Clinical symptoms were less predictive than lesion anatomy. Although motor deficits were associated with additional MRN value in univariable analysis, they were not independently associated in the final multivariable model once anatomical distribution and lesion extent were considered. Sensory deficits, pain, prior surgery, and abnormal electrophysiologic findings also were not independently associated with additional MRN value.
HRUS provided additional diagnostic value in fewer than 2% of the overall cohort, primarily when MRN was limited by metal artifacts related to implants or osteosynthetic material. Researchers also noted that HRUS remained useful for superficial focal lesions and for dynamic assessment of periarticular nerve segments during movement, which may be relevant in entrapment neuropathies.
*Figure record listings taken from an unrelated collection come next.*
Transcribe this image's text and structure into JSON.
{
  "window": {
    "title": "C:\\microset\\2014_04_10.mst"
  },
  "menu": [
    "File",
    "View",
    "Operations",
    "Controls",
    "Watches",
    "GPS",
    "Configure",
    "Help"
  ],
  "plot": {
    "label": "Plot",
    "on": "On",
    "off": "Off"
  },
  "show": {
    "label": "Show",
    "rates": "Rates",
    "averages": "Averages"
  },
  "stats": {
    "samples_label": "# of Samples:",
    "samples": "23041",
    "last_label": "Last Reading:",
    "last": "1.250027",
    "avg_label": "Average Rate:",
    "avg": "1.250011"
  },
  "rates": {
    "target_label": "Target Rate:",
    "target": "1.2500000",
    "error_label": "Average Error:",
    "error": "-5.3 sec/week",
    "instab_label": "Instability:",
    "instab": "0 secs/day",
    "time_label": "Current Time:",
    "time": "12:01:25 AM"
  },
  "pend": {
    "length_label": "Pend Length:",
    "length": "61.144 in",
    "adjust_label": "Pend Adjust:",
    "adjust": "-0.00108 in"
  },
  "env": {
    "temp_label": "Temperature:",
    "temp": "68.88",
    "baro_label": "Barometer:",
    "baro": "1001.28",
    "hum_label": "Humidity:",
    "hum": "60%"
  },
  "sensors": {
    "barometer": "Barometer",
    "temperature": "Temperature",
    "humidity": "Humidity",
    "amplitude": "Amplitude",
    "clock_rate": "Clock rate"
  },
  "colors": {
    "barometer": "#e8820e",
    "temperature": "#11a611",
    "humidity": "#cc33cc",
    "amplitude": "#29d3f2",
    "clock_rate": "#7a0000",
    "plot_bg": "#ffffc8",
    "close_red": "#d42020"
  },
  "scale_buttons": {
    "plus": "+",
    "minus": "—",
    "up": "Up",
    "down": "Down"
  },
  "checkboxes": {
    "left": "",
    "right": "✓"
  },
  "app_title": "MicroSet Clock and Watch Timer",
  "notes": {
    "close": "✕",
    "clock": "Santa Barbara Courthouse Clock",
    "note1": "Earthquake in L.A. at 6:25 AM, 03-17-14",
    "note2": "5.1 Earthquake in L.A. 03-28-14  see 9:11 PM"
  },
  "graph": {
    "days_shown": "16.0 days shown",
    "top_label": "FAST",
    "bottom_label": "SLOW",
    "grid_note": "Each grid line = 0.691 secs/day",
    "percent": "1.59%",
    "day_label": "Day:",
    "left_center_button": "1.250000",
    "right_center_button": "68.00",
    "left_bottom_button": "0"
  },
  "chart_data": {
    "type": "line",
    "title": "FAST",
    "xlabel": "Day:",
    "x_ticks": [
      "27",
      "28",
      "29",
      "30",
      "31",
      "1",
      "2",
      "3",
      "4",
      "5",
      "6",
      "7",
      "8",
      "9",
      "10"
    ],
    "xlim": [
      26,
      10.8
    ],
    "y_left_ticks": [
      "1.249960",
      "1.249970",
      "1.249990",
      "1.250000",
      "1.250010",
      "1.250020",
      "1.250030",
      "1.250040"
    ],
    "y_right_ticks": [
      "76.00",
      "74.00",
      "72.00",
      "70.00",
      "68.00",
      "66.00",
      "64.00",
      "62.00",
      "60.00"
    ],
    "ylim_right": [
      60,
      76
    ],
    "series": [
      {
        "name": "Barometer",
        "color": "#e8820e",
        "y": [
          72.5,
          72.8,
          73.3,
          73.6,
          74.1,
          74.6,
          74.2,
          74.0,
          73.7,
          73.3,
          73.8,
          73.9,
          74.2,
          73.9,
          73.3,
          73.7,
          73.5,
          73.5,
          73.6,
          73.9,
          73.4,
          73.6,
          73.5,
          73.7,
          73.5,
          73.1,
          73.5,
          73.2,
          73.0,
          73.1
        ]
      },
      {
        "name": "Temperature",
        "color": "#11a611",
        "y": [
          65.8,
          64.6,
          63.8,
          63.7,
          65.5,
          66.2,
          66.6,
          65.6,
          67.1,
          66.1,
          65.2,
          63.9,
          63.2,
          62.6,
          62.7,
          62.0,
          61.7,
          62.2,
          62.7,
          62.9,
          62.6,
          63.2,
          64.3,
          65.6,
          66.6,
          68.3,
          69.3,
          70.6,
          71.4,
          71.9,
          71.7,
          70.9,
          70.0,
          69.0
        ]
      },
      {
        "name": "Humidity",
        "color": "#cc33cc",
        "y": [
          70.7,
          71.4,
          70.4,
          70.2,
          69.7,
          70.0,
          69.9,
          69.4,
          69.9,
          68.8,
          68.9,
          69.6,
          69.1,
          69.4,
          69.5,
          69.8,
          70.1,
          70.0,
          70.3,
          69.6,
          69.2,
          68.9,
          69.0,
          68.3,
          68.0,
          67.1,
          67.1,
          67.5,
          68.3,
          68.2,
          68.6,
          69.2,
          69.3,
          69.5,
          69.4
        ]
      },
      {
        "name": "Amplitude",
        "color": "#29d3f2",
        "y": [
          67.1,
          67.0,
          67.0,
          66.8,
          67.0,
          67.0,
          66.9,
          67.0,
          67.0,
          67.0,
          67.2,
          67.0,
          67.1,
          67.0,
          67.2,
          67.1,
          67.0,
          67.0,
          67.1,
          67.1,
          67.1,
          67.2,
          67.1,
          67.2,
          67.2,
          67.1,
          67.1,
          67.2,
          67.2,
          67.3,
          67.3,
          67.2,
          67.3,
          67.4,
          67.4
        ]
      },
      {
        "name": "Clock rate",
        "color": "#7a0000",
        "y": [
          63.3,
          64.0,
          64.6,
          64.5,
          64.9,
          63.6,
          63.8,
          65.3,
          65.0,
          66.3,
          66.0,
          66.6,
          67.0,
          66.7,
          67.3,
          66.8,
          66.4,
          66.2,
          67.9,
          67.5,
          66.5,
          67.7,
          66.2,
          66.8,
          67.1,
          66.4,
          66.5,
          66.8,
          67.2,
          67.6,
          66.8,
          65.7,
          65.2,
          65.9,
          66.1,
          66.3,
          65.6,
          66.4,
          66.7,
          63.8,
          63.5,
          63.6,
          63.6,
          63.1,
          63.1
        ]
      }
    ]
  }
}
The investigators emphasized that the findings should not be interpreted as evidence of objective diagnostic superiority of MRN over HRUS. The study was conducted at a single tertiary referral center with advanced imaging expertise, and HRUS performance may vary substantially because of operator dependency. In addition, the study population was limited to upper-extremity neuropathies, and the findings may not generalize to lower-extremity or generalized peripheral neuropathies.
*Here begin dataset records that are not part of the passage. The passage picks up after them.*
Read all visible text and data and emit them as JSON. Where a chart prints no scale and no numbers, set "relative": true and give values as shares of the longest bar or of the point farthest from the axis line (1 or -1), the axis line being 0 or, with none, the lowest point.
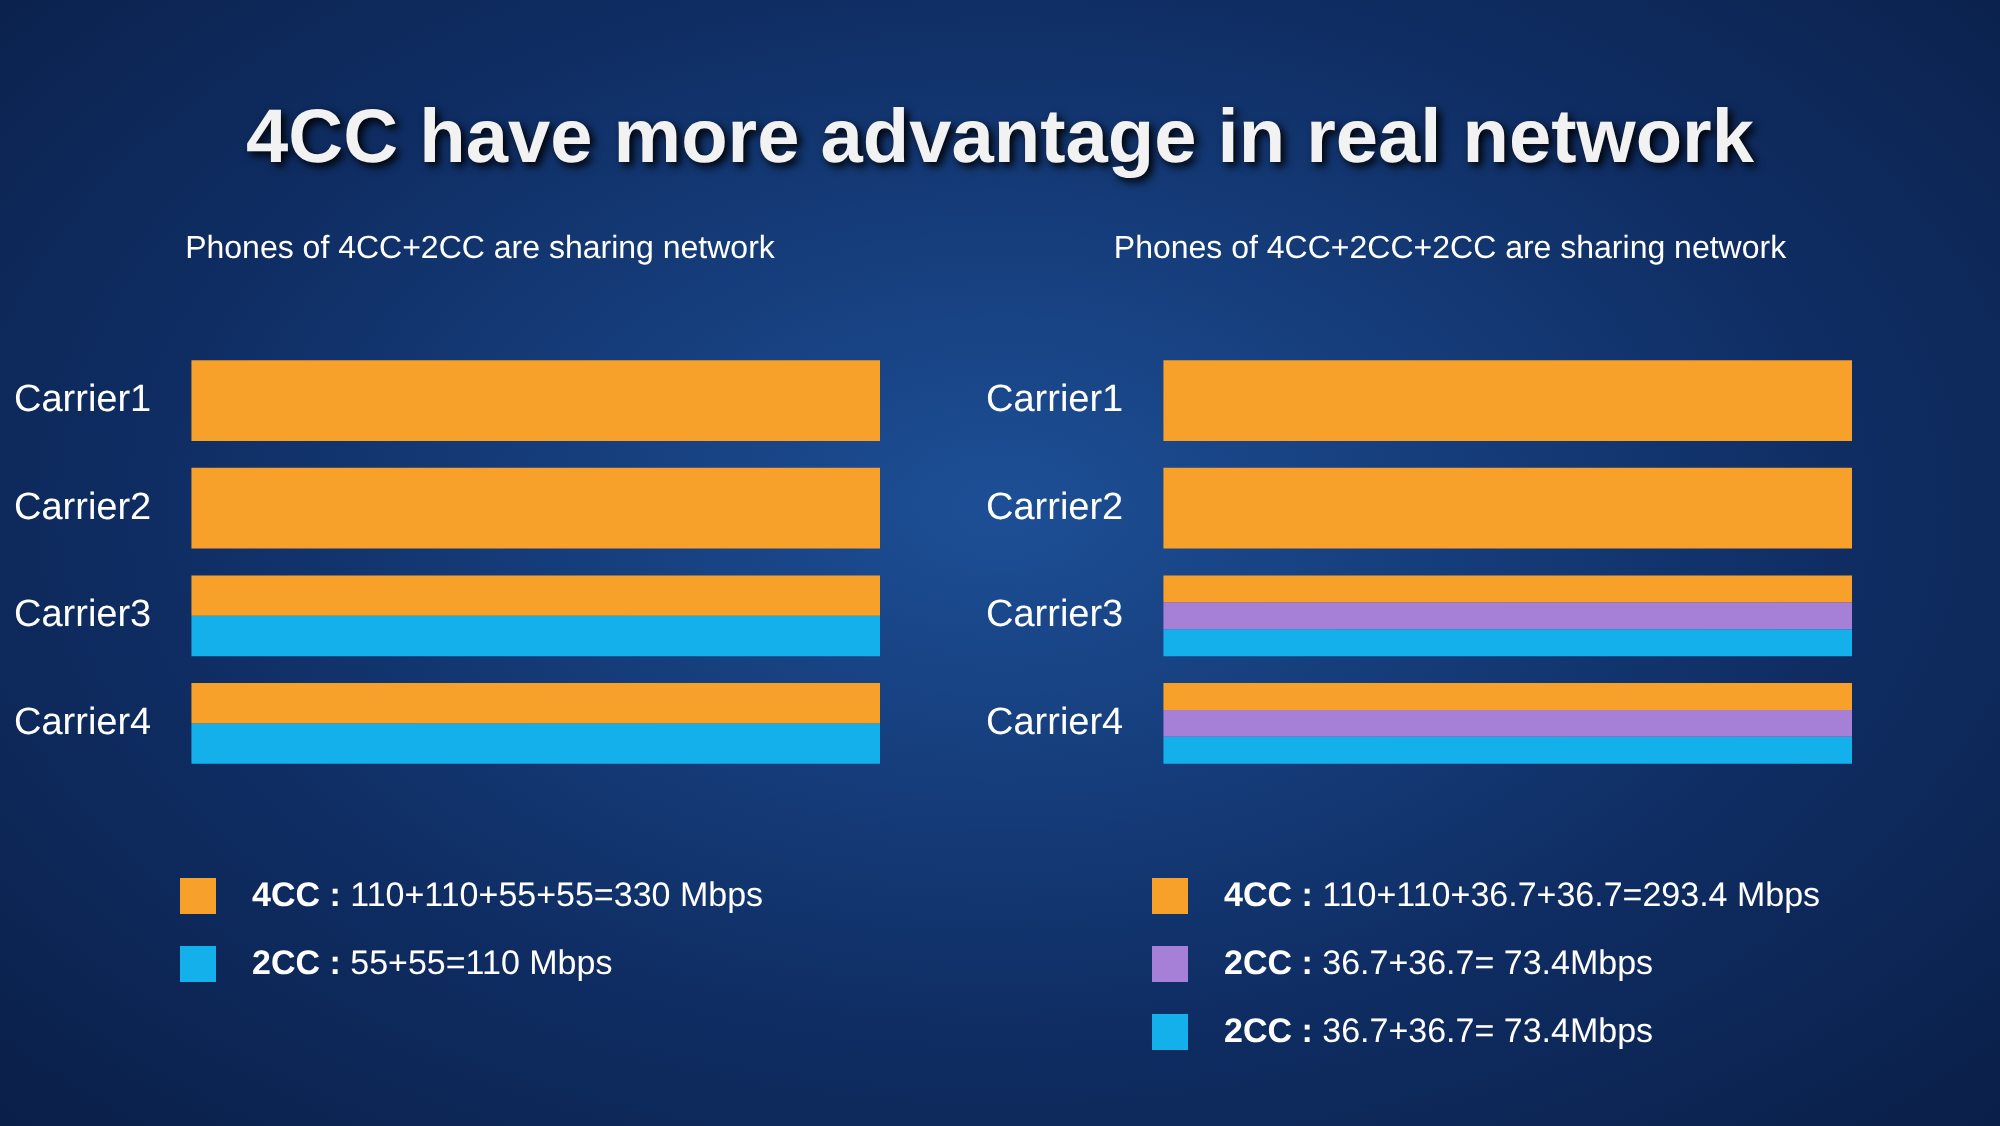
{
  "chart_data": [
    {
      "type": "bar",
      "orientation": "horizontal",
      "relative": true,
      "title": "4CC have more advantage in real network",
      "subtitle": "Phones of 4CC+2CC are sharing network",
      "categories": [
        "Carrier1",
        "Carrier2",
        "Carrier3",
        "Carrier4"
      ],
      "legend": "bottom",
      "grid": false,
      "tick_labels": "y",
      "series": [
        {
          "name": "4CC : 110+110+55+55=330 Mbps",
          "color": "#f7a12a",
          "values": [
            1,
            1,
            1,
            1
          ]
        },
        {
          "name": "2CC : 55+55=110 Mbps",
          "color": "#14b0ec",
          "values": [
            null,
            null,
            1,
            1
          ]
        }
      ]
    },
    {
      "type": "bar",
      "orientation": "horizontal",
      "relative": true,
      "subtitle": "Phones of 4CC+2CC+2CC are sharing network",
      "categories": [
        "Carrier1",
        "Carrier2",
        "Carrier3",
        "Carrier4"
      ],
      "legend": "bottom",
      "grid": false,
      "tick_labels": "y",
      "series": [
        {
          "name": "4CC : 110+110+36.7+36.7=293.4 Mbps",
          "color": "#f7a12a",
          "values": [
            1,
            1,
            1,
            1
          ]
        },
        {
          "name": "2CC : 36.7+36.7= 73.4Mbps",
          "color": "#a67fd6",
          "values": [
            null,
            null,
            1,
            1
          ]
        },
        {
          "name": "2CC : 36.7+36.7= 73.4Mbps",
          "color": "#14b0ec",
          "values": [
            null,
            null,
            1,
            1
          ]
        }
      ]
    }
  ]
}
The composite reference diagnosis incorporated imaging findings alongside clinical examination, electrodiagnostic testing, and, when available, surgical or histopathologic confirmation. The researchers noted this design may introduce incorporation bias and limit conclusions regarding intrinsic diagnostic accuracy.
“These exploratory results support an individualized imaging approach with MRN to be favored in complex or ambiguous clinical scenarios, and HRUS as a complementary or alternative tool when MRN is unavailable, contraindicated, or metal artifact-prone,” wrote Merle Brunnée, of Heidelberg University Hospital in Heidelberg, Germany, and colleagues.
Disclosures: The researchers reported no conflicts of interest related to the study. Open Access funding was enabled and organized by Projekt DEAL. Some study subjects overlapped with a previously reported cohort.